I would poke a bit of fun at White for using the tired old trope of “surely we are in the Crazy Years! Join in my lamentations!” but A: the chaos isn’t really the point of the story, and B: it’s possible that, from the perspective of someone living in Northern Ireland in the 1970s, the general arc of change did not seem to be headed in the direction of peace and the brotherhood of humankind.
” In Loving Memory”; (1956), short story
The discovery of faster-than-light travel is followed by the revelation that there was an earlier human interstellar culture, one limited to sub-light travel. As there were only a few colonizable planets within their reach, they could not be picky. They shaped the settlers to suit the world. Our young hero has fallen for a sweet Kallec girl from one of those early-settled worlds; Terran policy has thrown barriers between them. Can true love overcome profound political differences?
This is a sweet, sentimental love story (inspired by White’s romance with Margaret (“Peggy”) Sarah Martin, to whom he was married until death parted them). But it also raises an issue with broader implications (too broad to fully unpack in a short story): forced conformity . The Terrans have decided to deal with the non-standard — Well, non-Terran; who is to say Terran is standard? — humans by using advanced biotechnology to turn them into standard Terrans, as far as is possible. The sweet miss from Kallec objects to being transformed. She does not care to see her people’s unique attributes erased or reduced to mere curiosities.
The Apprentice; (1960), novelette
This novelette is another work based on White’s retail experience. A long-suffering senior staffer is tasked with finding a suitable job for a young alien, a new Earth resident who is all too eager to please. Human-alien relations may depend on how well the senior staffer can manage his new employee. Unfortunately, the alien means well but is far more energetic than wise.
The problems inherent in fitting a square peg into a round hole return in one of the later Sector General novels. The aliens of this story are also revisited in 1976’s “Custom Fitting” — another tale that draws upon White’s experiences in the tailoring biz.
Answer Came There None; (1974), short story
This rather gloomy narrative answers Fermi’s query, “where are they?” Answer: the average lifespan of a technological species is so short that even if explorers have FTL, by the time they reach the source of an alien signal the beings responsible for the signal are long dead.
It is only fair to add that even White’s gloomiest stories are not entirely lacking in moments of hope.
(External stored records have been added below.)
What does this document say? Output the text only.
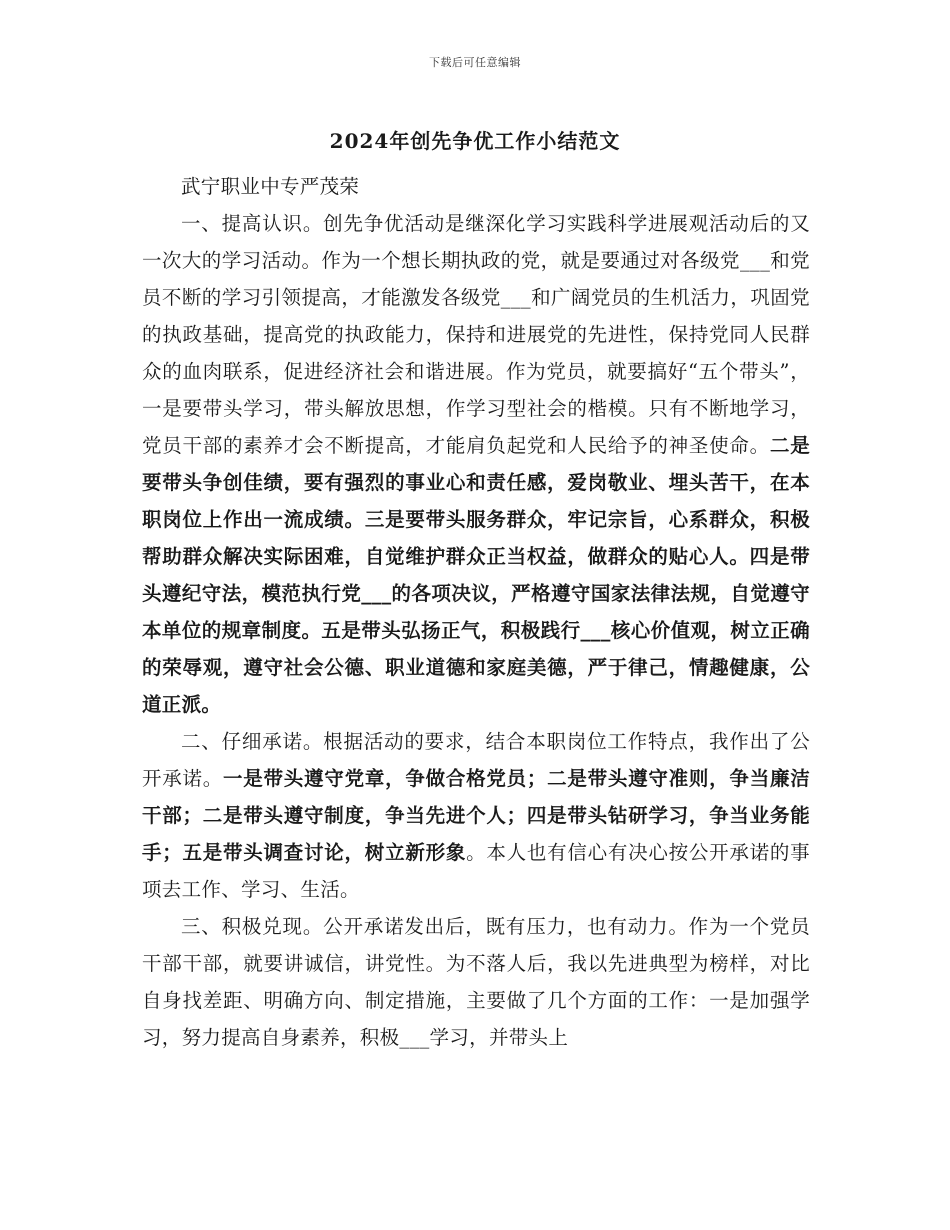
下载后可任意编辑
2024年创先争优工作小结范文

武宁职业中专严茂荣

一、提高认识。创先争优活动是继深化学习实践科学进展观活动后的又一次大的学习活动。作为一个想长期执政的党，就是要通过对各级党___和党员不断的学习引领提高，才能激发各级党___和广阔党员的生机活力，巩固党的执政基础，提高党的执政能力，保持和进展党的先进性，保持党同人民群众的血肉联系，促进经济社会和谐进展。作为党员，就要搞好“五个带头”，一是要带头学习，带头解放思想，作学习型社会的楷模。只有不断地学习，党员干部的素养才会不断提高，才能肩负起党和人民给予的神圣使命。二是要带头争创佳绩，要有强烈的事业心和责任感，爱岗敬业、埋头苦干，在本职岗位上作出一流成绩。三是要带头服务群众，牢记宗旨，心系群众，积极帮助群众解决实际困难，自觉维护群众正当权益，做群众的贴心人。四是带头遵纪守法，模范执行党___的各项决议，严格遵守国家法律法规，自觉遵守本单位的规章制度。五是带头弘扬正气，积极践行___核心价值观，树立正确的荣辱观，遵守社会公德、职业道德和家庭美德，严于律己，情趣健康，公道正派。

二、仔细承诺。根据活动的要求，结合本职岗位工作特点，我作出了公开承诺。一是带头遵守党章，争做合格党员；二是带头遵守准则，争当廉洁干部；二是带头遵守制度，争当先进个人；四是带头钻研学习，争当业务能手；五是带头调查讨论，树立新形象。本人也有信心有决心按公开承诺的事项去工作、学习、生活。

三、积极兑现。公开承诺发出后，既有压力，也有动力。作为一个党员干部干部，就要讲诚信，讲党性。为不落人后，我以先进典型为榜样，对比自身找差距、明确方向、制定措施，主要做了几个方面的工作：一是加强学习，努力提高自身素养，积极___学习，并带头上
Fifty-three-going-on-fifty-four-year-old James is a much more demanding and judgmental reader than the sixteen-year-old James who first read this book. I am glad to report that the aging James still enjoyed this book. I would recommend it to readers who encounter a copy. Sadly, while Tor has done a nice job of keeping some White in print, this collection was from Del Rey and is long, long out of print. Your only option will be to look for used copies.
1: The first White I read was Major Operation, which seems to have made little impression on me. I didn’t realize it was by the same author as Monsters and Medics until that fateful day when I alphabetized my library.
2: I seem to recall that the late F.M. Busby’s Demu trilogy had aliens with similar policies as the Terrans. Busby was quite clear that the aliens were the baddies.